For Maven’s 15 million members, AI chatbots like ChatGPT are “becoming a primary source of information,” Shah explains.
“Consumer behavior is changing really rapidly,” he adds.
But there’s no instruction manual for using AI for health care (or anything else, really) — and experts say simple tips can help you get what you want while protecting you from the consequences that can come from treating AI as a diagnostician.
Here are four tips from health care providers for using AI for your health questions:
While health providers are HIPAA-compliant, AI is not subject to the same set of regulations. Therefore, data privacy is a concern — especially when it comes to sensitive health information.
“Healthcare privacy is sacrosanct, and right now, the average consumer at Maven we see is more comfortable sharing really personal, even stigmatizing and risky information to an anonymous platform than they are to a white coat,” Shah says.
While AI performs better with more information, Shah says he would be wary of directly uploading health lab results and documents containing personal information.
Instead, spend time thinking about the input and ask questions with your particular motivations in mind, such as how you can improve your nighttime routine for better sleep or which symptoms are common for a certain condition (though don’t treat it as a sure diagnosis). Treat an AI chatbot like “a really smart personal assistant,” Shah says, rather than a replacement for a human clinician.
The more information you give a chatbot, the better, so it’s hard to balance privacy concerns with optimizing the questions for outcomes. One suggestion, Shah poses, is asking health questions “for a friend.” When sick earlier this year, Shah tried this by giving the chatbot information about a “male 40-year-old friend.”
“I gave it details, but I didn’t say it was me to protect my privacy,” says Shah, who also asked the chatbot for a counterargument and evidence, followed by taking this information to a human doctor.
AI can also help you organize and prepare for an upcoming appointment, suggest questions to ask, and help you create a tracker for the medications or supplements you may be taking. Treat it as an organizer, Shah says.
Additionally, it goes without saying that health and wellness claims dominate various corners of the internet. These claims are sometimes contradictory, particularly around underfunded and underresearched topics in women’s health. Using an AI chatbot to help organize all of the noise you’re hearing and formulate your fears and questions can help you enter an appointment with more confidence.
An AI agent can “be a place to reconcile all the different inbounds,” Shah says.

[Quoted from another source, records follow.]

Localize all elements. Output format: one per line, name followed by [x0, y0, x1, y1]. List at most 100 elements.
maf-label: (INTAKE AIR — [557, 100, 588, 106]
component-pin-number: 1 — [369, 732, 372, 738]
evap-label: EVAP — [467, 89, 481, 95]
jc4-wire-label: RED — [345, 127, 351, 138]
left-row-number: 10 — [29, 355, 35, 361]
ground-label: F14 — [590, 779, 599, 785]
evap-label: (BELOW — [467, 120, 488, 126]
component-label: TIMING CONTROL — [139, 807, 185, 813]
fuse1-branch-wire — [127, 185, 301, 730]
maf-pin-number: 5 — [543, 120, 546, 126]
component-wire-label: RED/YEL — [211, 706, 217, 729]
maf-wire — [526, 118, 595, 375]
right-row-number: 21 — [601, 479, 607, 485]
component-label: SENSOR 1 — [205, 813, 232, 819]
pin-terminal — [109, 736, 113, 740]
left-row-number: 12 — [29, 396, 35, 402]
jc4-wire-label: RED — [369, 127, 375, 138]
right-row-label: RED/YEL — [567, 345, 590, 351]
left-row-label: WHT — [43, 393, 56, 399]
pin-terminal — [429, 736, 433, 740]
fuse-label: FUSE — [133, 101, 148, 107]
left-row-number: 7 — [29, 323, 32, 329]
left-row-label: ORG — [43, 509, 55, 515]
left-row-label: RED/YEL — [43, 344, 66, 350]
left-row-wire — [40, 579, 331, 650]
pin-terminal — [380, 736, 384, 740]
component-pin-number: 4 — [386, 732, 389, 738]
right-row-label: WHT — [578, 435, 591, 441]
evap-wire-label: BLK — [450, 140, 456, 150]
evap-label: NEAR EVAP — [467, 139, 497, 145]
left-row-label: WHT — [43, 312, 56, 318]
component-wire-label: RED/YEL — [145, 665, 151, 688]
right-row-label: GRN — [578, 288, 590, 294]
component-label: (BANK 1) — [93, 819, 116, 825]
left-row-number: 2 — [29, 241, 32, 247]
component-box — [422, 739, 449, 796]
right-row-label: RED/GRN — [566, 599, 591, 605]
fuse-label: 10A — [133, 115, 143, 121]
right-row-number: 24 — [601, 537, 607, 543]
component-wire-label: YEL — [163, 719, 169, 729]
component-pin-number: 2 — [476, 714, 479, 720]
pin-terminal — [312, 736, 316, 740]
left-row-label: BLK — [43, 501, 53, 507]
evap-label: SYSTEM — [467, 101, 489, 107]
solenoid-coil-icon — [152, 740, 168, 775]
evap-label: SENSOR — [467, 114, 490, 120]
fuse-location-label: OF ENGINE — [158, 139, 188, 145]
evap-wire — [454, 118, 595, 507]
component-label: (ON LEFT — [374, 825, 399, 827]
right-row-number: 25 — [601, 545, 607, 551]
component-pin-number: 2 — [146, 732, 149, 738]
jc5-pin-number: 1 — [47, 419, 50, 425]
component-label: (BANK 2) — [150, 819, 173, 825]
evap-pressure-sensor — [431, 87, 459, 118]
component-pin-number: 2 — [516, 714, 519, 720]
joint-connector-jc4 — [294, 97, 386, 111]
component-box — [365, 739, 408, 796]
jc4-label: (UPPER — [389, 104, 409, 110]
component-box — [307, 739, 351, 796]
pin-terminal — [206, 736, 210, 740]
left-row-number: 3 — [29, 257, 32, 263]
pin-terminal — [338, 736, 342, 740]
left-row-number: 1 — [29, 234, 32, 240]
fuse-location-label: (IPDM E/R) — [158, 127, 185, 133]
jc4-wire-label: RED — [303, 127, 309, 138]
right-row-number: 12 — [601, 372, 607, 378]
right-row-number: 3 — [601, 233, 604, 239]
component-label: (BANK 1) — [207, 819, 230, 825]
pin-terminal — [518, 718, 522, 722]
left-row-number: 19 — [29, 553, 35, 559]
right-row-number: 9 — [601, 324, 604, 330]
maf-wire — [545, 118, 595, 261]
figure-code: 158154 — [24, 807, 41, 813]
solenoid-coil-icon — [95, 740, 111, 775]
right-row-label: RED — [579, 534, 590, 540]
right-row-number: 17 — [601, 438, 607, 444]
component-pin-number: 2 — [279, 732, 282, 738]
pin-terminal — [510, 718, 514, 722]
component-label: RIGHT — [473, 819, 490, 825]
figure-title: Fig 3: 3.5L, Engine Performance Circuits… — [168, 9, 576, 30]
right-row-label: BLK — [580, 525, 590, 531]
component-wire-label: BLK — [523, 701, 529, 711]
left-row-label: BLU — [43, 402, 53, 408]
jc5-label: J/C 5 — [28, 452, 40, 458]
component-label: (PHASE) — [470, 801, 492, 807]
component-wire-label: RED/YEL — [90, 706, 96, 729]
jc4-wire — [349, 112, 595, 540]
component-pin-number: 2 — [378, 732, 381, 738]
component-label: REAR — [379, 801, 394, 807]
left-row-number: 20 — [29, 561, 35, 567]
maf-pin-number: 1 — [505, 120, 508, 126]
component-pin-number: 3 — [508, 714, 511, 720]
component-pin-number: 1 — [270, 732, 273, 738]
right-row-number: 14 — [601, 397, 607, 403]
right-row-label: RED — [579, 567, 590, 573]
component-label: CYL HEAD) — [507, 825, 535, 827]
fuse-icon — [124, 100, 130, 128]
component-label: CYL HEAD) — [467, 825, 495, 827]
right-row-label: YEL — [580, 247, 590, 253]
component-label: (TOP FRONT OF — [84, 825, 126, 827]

AI will never know the whole picture because context is crucial in health care diagnosis and treatment plans. As Dr. Robin Berzin, a trained internal medicine physician and the CEO of Parsley Health, a functional medicine and longevity care company, wrote in her newsletter, “Even great answers can be wrong if they don’t apply to your body, history, and lifestyle. AI can’t intuit your underlying issues or recognize that your insomnia is tied to perimenopause and not just stress or screen time. That kind of nuance still needs a human.”
Despite the seamless experience of asking an AI chatbot about your symptoms in the comfort of your home, it’s not a foolproof diagnostic tool, and it shouldn’t be trusted without additional fact-checking and context.
“We’re not close to the point of being able to consider it the final word on anything,” Shah says. “If it tells you something that you think is really big, verify it with an expert human.”